A package is the first direct interface of the product with the consumer. It informs the user about the contents, it contains and protects the contents. Above all, the package is the face of the product in the retail environment. Like all faces, the package tells a story, a story of where the product has come from, who manufactured it, what it is meant to do and by using or consuming the product what kind of experience a user is going to subject himself to and very importantly, what lifestyle statement is the consumer going make.

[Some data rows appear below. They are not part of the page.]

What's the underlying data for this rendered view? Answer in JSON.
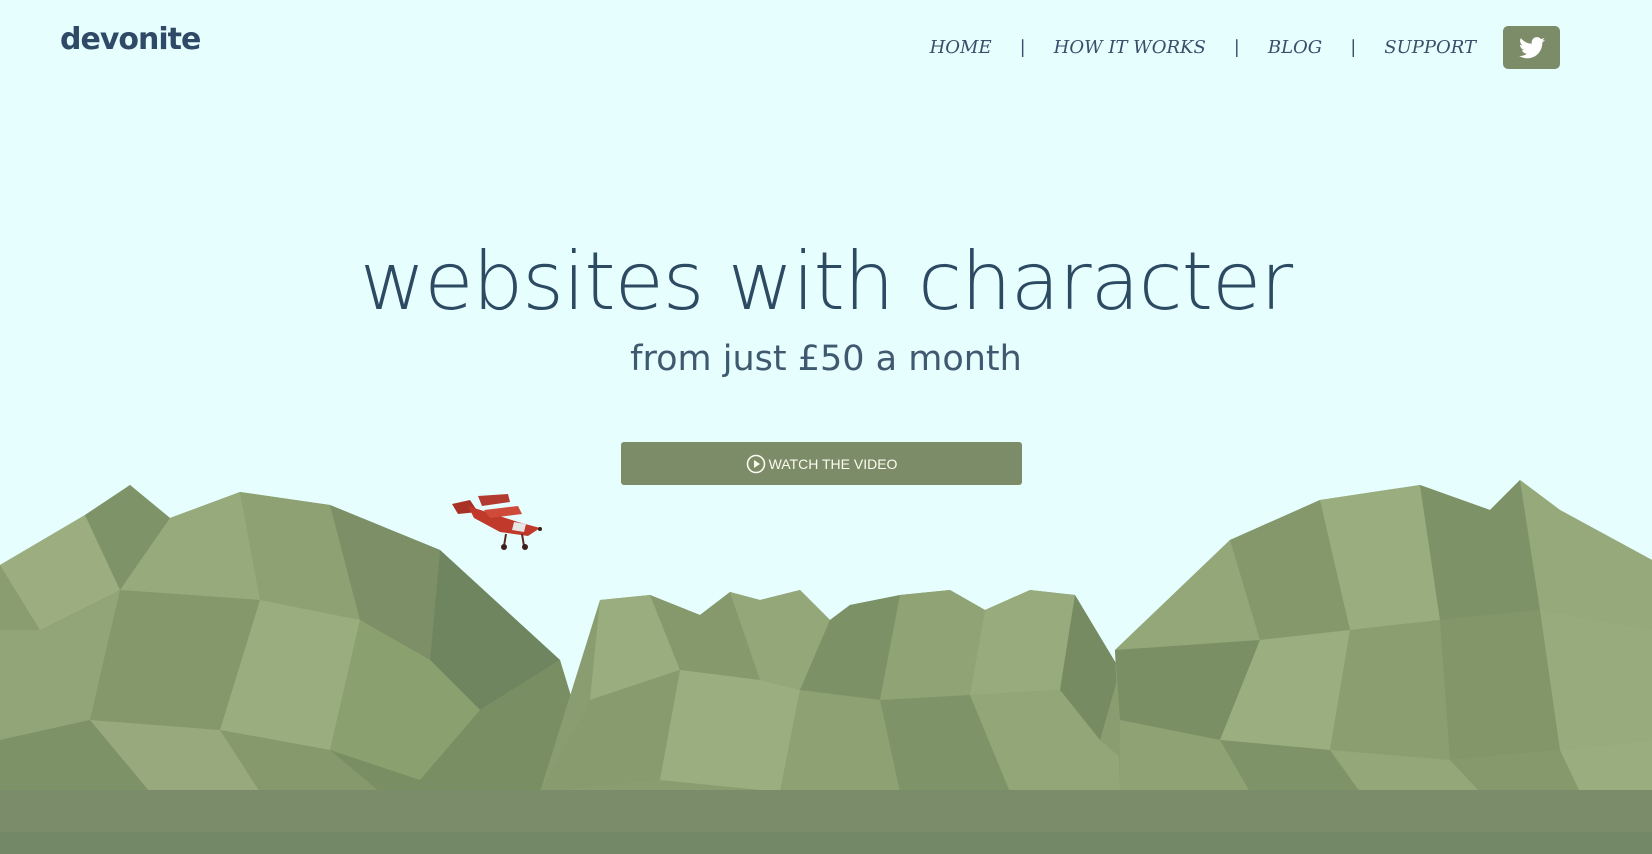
{
  "brand": {
    "logo": "devonite"
  },
  "nav": {
    "items": [
      {
        "label": "HOME"
      },
      {
        "label": "HOW IT WORKS"
      },
      {
        "label": "BLOG"
      },
      {
        "label": "SUPPORT"
      }
    ],
    "separator": "|"
  },
  "social": {
    "icon": "twitter-icon"
  },
  "hero": {
    "title": "websites with character",
    "subtitle": "from just £50 a month",
    "cta_label": "WATCH THE VIDEO",
    "cta_icon": "play-circle-icon"
  },
  "colors": {
    "background": "#e6fefe",
    "accent": "#7d8c68",
    "text_dark": "#2d4a63",
    "mountain_light": "#93a578",
    "mountain_dark": "#6b7f59",
    "plane": "#c0392b"
  }
}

As promotional information is shifting more to the pre-buying experience online, consumer is looking to see a more engaging experience in the actual retail environment. Like all design, packaging is constantly getting cast into new forms dictated by the larger trends in society. The good old ideas of putting happy faces on puffed potato chips packs and pastel shades with golden lines on shampoo bottles will be considered highly uncreative in no time.

Packages that stick to clarity and transparency of function, enhance the experience of use, are done with a larger purpose of sensitivity to ecology and trigger emotional connect with the consumer are going to change landscape on retail racks. Designers and marketers with an acute sense of these emerging trends are going to make this difference felt.

This article was published in the Economic Times on 11 Dec 2013 as part of a fortnightly series by Makarand called Functional Design.